Shree Karthick uses one of the songs from Jakes Bejoy's brilliant soundtrack to establish the characters of the three friends and their lives. Although, Aadhi's story carries more emotional heft than the others, full points to the makers for giving the usually neglected 'hero's friends' a fulfilling personal character arc. Throw in Nasser, his eclectic time machine, and we are in for a ride riddled with a bunch of existential questions that are treated rather lightly.
It is imperative that a time-travel film has to follow the rules ascertained in that world. Kanam too has a set of simple rules for a simple sci-fi concept. However, it is so simple that even when Nasser explains time travel to the trio, there is hardly any resistance from them. They aren't really bothered about the ramifications of time travel, and this nonchalance is actually disconcerting. How can someone not stop and ask questions when the idea of time travel is put forth? This lack of wonderment is detrimental to the narrative, which replaces scientific jargon with sentimental dialogues. But, a lot of these missteps, including the rules of the world not really being followed to a T, are overshadowed by the universality of the sentiments, and the performances of the lead cast.
Despite limited screentime, Amala, who is just known as 'Amma', is the soul of the film. She is the archetype of a doting mother, and it is interesting how she is not given a particular name. She could be anybody's amma, and that is the universality that Shree Karthick wants Kanam to cater to. The three kids — Jay, Hitesh and Nithya — playing the younger versions of Sharwanand, Sathish, and Ramesh Thilak are very sincere in their roles and raise the standards high enough to ensure it isn't a walk in the park for their adult versions. Ramesh stands out with his earnestness and establishes his credentials as an actor who can be given a full-fledged role. Ritu Varma is given a role with very limited scope, but she makes the best of it. Also, points to the writing for giving Ravi Raghavendra, who plays Ravichandran, the father of Aadhi, a solid character arc. He has a penchant for keeping things clean, and knowing the antecedents of this habit is one of the many emotional highs of Kanam. While the central conflict heavily works in favour of the film, it is these nifty side touches that warm the heart a bit more. In fact, the reason for Nasser to go back in time, and the ambiguity existing in his life is a fascinating addition to Kanam that might seem a largely simple amma-sentiment film.
Just like how Shree Karthick’s debut film is a way of catharsis for the young filmmaker, this feeling is extended to the audience too. Watching Kanam, one gets transported to the wondrous yet taxing world of ‘What Ifs’. We have all once walked through these hallows to find answers to questions we wish we never had. Throughout all time-travel films, it has always been about one single want of the protagonist, which more often than not revolves around love… and regret, in any form. Shree Karthick and team give us a bunch of relatable characters that connect with us on such a deep level that we begin to envision ourselves as them.
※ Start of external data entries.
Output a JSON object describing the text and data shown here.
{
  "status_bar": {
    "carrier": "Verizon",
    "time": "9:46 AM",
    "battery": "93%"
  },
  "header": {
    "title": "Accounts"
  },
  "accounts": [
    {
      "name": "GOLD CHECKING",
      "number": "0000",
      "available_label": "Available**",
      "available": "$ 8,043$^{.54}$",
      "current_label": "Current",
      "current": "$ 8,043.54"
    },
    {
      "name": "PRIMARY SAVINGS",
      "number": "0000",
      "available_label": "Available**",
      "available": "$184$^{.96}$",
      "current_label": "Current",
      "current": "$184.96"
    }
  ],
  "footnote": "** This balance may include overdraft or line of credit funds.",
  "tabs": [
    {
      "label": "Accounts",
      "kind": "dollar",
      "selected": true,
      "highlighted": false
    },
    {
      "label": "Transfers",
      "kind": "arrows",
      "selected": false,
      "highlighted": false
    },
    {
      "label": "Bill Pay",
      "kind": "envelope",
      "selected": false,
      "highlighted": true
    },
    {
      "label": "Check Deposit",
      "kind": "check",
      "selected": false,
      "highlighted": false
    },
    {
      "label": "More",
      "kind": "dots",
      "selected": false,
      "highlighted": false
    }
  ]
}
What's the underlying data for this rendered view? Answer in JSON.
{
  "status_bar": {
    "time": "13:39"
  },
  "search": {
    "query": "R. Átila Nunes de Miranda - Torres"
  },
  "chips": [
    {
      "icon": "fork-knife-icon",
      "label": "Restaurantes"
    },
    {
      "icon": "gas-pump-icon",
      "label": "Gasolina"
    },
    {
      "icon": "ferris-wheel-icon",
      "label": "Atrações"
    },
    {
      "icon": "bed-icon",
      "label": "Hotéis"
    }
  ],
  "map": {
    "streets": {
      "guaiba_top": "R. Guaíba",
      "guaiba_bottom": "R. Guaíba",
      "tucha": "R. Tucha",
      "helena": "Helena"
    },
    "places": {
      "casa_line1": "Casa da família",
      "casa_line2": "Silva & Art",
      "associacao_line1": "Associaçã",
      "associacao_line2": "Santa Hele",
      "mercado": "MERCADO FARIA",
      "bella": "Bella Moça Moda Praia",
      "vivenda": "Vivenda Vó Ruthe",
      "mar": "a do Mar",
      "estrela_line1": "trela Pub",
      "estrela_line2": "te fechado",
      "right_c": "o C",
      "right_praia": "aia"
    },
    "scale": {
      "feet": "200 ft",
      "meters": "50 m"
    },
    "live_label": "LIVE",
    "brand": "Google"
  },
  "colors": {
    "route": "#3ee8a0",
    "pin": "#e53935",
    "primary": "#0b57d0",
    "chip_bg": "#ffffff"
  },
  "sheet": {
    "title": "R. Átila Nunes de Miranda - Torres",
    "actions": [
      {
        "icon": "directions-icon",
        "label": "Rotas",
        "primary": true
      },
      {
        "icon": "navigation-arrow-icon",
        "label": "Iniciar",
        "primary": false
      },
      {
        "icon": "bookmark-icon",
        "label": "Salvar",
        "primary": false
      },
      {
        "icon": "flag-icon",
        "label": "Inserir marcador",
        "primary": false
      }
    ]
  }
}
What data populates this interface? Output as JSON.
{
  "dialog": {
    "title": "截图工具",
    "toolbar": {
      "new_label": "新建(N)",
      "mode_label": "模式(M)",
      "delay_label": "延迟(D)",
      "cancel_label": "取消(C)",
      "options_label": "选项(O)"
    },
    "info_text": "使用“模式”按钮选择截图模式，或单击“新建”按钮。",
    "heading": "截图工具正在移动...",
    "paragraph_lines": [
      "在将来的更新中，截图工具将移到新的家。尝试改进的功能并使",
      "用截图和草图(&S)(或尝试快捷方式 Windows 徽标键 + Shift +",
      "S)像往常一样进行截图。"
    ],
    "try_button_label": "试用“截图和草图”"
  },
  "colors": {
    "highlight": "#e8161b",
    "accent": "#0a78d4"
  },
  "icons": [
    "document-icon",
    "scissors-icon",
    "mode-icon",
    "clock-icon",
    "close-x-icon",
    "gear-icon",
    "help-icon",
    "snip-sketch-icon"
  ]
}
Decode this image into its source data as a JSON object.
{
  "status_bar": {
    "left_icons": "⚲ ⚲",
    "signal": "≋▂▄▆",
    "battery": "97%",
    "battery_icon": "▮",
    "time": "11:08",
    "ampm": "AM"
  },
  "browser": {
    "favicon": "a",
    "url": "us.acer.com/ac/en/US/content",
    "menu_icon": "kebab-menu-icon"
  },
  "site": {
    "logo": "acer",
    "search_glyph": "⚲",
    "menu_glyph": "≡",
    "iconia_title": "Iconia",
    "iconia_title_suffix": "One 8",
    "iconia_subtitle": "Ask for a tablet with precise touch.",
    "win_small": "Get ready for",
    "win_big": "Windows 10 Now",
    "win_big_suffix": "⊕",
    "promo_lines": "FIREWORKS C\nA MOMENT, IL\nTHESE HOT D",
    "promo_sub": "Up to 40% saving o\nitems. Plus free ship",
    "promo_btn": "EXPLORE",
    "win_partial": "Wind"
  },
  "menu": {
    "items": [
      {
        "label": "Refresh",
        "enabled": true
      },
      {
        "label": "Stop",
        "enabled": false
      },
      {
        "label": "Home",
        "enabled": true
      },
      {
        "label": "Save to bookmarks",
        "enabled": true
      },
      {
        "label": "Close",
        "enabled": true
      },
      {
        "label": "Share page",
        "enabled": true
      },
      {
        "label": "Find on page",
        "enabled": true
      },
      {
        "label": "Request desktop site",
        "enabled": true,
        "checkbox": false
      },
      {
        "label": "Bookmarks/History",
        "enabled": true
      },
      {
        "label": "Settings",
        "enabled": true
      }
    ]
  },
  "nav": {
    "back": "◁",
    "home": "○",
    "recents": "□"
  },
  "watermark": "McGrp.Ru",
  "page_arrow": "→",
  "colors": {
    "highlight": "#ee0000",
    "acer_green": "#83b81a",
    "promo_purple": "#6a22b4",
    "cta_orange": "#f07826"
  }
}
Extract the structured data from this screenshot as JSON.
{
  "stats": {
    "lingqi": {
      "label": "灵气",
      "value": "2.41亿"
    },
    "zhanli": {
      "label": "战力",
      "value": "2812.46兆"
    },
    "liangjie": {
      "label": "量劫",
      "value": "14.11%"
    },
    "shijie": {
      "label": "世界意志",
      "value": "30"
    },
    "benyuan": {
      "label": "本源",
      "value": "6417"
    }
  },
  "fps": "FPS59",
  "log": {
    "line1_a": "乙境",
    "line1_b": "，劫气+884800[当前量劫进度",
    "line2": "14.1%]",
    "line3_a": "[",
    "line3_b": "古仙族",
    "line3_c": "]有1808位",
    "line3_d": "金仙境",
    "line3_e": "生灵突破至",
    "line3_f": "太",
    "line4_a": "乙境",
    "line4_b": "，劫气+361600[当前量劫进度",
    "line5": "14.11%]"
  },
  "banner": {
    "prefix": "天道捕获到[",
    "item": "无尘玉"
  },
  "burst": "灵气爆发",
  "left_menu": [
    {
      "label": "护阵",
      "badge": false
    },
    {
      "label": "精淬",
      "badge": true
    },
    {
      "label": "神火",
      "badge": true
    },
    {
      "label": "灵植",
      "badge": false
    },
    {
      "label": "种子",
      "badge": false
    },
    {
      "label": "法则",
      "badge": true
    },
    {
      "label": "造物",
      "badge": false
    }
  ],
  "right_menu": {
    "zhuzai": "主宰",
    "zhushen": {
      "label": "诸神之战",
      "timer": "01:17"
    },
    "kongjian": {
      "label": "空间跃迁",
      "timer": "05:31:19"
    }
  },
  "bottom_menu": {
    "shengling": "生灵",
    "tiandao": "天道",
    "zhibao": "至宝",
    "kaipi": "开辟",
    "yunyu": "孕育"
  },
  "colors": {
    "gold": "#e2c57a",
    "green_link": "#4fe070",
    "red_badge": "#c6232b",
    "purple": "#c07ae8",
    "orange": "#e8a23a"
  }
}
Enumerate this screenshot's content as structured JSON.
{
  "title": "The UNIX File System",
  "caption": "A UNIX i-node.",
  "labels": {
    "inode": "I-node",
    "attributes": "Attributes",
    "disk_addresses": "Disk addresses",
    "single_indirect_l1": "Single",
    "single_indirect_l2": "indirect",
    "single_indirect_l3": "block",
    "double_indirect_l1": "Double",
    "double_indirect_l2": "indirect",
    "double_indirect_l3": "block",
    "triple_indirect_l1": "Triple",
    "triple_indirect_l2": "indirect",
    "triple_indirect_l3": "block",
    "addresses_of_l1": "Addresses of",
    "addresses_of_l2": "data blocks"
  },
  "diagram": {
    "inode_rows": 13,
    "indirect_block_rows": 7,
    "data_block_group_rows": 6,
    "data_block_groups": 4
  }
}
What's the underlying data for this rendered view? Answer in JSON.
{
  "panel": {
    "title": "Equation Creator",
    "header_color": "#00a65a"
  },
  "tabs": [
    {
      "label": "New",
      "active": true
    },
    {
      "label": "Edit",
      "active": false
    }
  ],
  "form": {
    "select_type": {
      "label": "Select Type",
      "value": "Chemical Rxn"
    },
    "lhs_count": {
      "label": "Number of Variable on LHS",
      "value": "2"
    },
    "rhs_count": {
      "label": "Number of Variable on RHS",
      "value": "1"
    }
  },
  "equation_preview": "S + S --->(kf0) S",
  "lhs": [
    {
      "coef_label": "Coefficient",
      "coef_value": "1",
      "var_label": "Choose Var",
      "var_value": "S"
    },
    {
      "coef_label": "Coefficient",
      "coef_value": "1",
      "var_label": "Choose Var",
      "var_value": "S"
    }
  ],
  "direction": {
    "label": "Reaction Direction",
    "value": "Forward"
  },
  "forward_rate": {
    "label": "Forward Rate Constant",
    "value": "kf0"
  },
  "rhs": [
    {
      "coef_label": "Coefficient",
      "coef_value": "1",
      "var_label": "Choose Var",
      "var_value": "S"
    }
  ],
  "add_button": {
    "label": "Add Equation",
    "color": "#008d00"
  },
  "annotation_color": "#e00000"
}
In fact, even during the runtime of the film, whenever I found time from wiping my tears or sporting a wide smile, I was traversing multiple timelines in my head. However, there is also the fear that too much is left to chance, and we aren’t sure if a course correction in our past is the best way forward. All we have is the present, and Shree Karthick has designed a film that might seem like a conversation with time but is a deeply introspective piece, which urges us to make peace with our decisions and where life has brought us. We know time heals… and films like Kanam remind us that art heals too.